Italy's Garante bans Replika from processing Italian users' data

On February 2, 2023, Italy’s data protection authority, the Garante per la protezione dei dati personali, ordered Luka Inc., the US company behind the AI companion app Replika, to stop processing the personal data of Italian users. It was one of the first regulatory actions in the world taken specifically against an AI companion product.

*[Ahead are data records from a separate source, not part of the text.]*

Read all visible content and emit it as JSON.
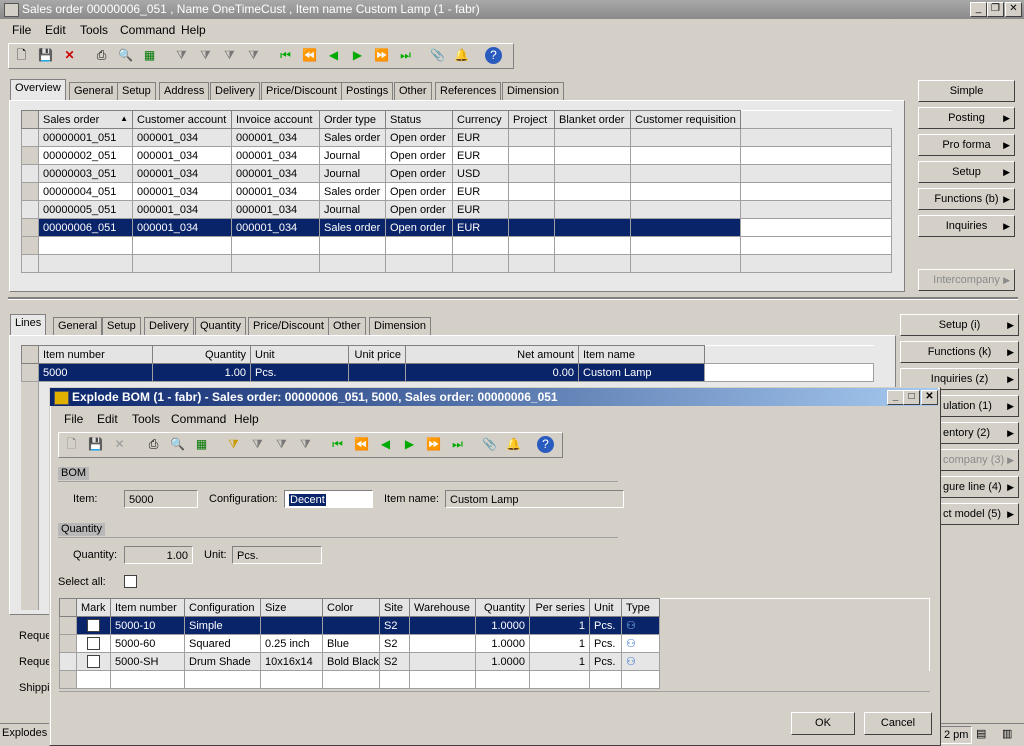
{
  "window": {
    "title": "Sales order 00000006_051 , Name OneTimeCust , Item name Custom Lamp (1 - fabr)"
  },
  "menu": [
    "File",
    "Edit",
    "Tools",
    "Command",
    "Help"
  ],
  "top_tabs": [
    "Overview",
    "General",
    "Setup",
    "Address",
    "Delivery",
    "Price/Discount",
    "Postings",
    "Other",
    "References",
    "Dimension"
  ],
  "orders": {
    "columns": [
      "Sales order",
      "Customer account",
      "Invoice account",
      "Order type",
      "Status",
      "Currency",
      "Project",
      "Blanket order",
      "Customer requisition"
    ],
    "rows": [
      [
        "00000001_051",
        "000001_034",
        "000001_034",
        "Sales order",
        "Open order",
        "EUR",
        "",
        "",
        ""
      ],
      [
        "00000002_051",
        "000001_034",
        "000001_034",
        "Journal",
        "Open order",
        "EUR",
        "",
        "",
        ""
      ],
      [
        "00000003_051",
        "000001_034",
        "000001_034",
        "Journal",
        "Open order",
        "USD",
        "",
        "",
        ""
      ],
      [
        "00000004_051",
        "000001_034",
        "000001_034",
        "Sales order",
        "Open order",
        "EUR",
        "",
        "",
        ""
      ],
      [
        "00000005_051",
        "000001_034",
        "000001_034",
        "Journal",
        "Open order",
        "EUR",
        "",
        "",
        ""
      ],
      [
        "00000006_051",
        "000001_034",
        "000001_034",
        "Sales order",
        "Open order",
        "EUR",
        "",
        "",
        ""
      ]
    ]
  },
  "right_buttons_top": [
    "Simple",
    "Posting",
    "Pro forma",
    "Setup",
    "Functions (b)",
    "Inquiries",
    "Intercompany"
  ],
  "lines_tabs": [
    "Lines",
    "General",
    "Setup",
    "Delivery",
    "Quantity",
    "Price/Discount",
    "Other",
    "Dimension"
  ],
  "lines": {
    "columns": [
      "Item number",
      "Quantity",
      "Unit",
      "Unit price",
      "Net amount",
      "Item name"
    ],
    "rows": [
      [
        "5000",
        "1.00",
        "Pcs.",
        "",
        "0.00",
        "Custom Lamp"
      ]
    ]
  },
  "right_buttons_lines": [
    "Setup (i)",
    "Functions (k)",
    "Inquiries (z)",
    "ulation (1)",
    "entory (2)",
    "company (3)",
    "gure line (4)",
    "ct model (5)"
  ],
  "left_labels": [
    "Reque",
    "Reque",
    "Shippi"
  ],
  "status": {
    "left": "Explodes",
    "time": "2 pm"
  },
  "dialog": {
    "title": "Explode BOM (1 - fabr) - Sales order: 00000006_051, 5000, Sales order: 00000006_051",
    "menu": [
      "File",
      "Edit",
      "Tools",
      "Command",
      "Help"
    ],
    "bom_group": "BOM",
    "item_label": "Item:",
    "item_value": "5000",
    "config_label": "Configuration:",
    "config_value": "Decent",
    "itemname_label": "Item name:",
    "itemname_value": "Custom Lamp",
    "qty_group": "Quantity",
    "qty_label": "Quantity:",
    "qty_value": "1.00",
    "unit_label": "Unit:",
    "unit_value": "Pcs.",
    "selectall_label": "Select all:",
    "columns": [
      "Mark",
      "Item number",
      "Configuration",
      "Size",
      "Color",
      "Site",
      "Warehouse",
      "Quantity",
      "Per series",
      "Unit",
      "Type"
    ],
    "rows": [
      [
        "",
        "5000-10",
        "Simple",
        "",
        "",
        "S2",
        "",
        "1.0000",
        "1",
        "Pcs."
      ],
      [
        "",
        "5000-60",
        "Squared",
        "0.25 inch",
        "Blue",
        "S2",
        "",
        "1.0000",
        "1",
        "Pcs."
      ],
      [
        "",
        "5000-SH",
        "Drum Shade",
        "10x16x14",
        "Bold Black",
        "S2",
        "",
        "1.0000",
        "1",
        "Pcs."
      ]
    ],
    "ok": "OK",
    "cancel": "Cancel"
  }
}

The Garante’s measure cited several problems. As of February 2, 2023, the authority said, the company “had not individuated” any legal basis under the GDPR for the data processing carried out through the app, and its privacy policy was “inadequate under various profiles.” Most pointedly, the regulator found that Replika “did not provide any mechanism to verify users’ age,” either at sign-up or during use, even though the company claimed to exclude minors. The authority described the service as one that lets users “generate” a virtual companion acting as “a confidant, therapist, romantic partner, or mentor,” and warned that such a system could pose particular risks to children and to emotionally vulnerable people.

The case did not end with the 2023 block. In May 2025 the Garante imposed a 5 million euro fine on Luka over the same conduct and opened a further investigation into the entire lifecycle of the generative-AI model behind the service, including its training data and risk assessments.

Why business readers should care: the Replika action showed that companion AI sits squarely inside existing privacy law, and that “we exclude minors” is not a defense without an actual age-verification mechanism. The same grounds the Garante used against Replika - legal basis, transparency, and protection of minors - became recurring themes as regulators turned to consumer chatbots that build intimate relationships with their users.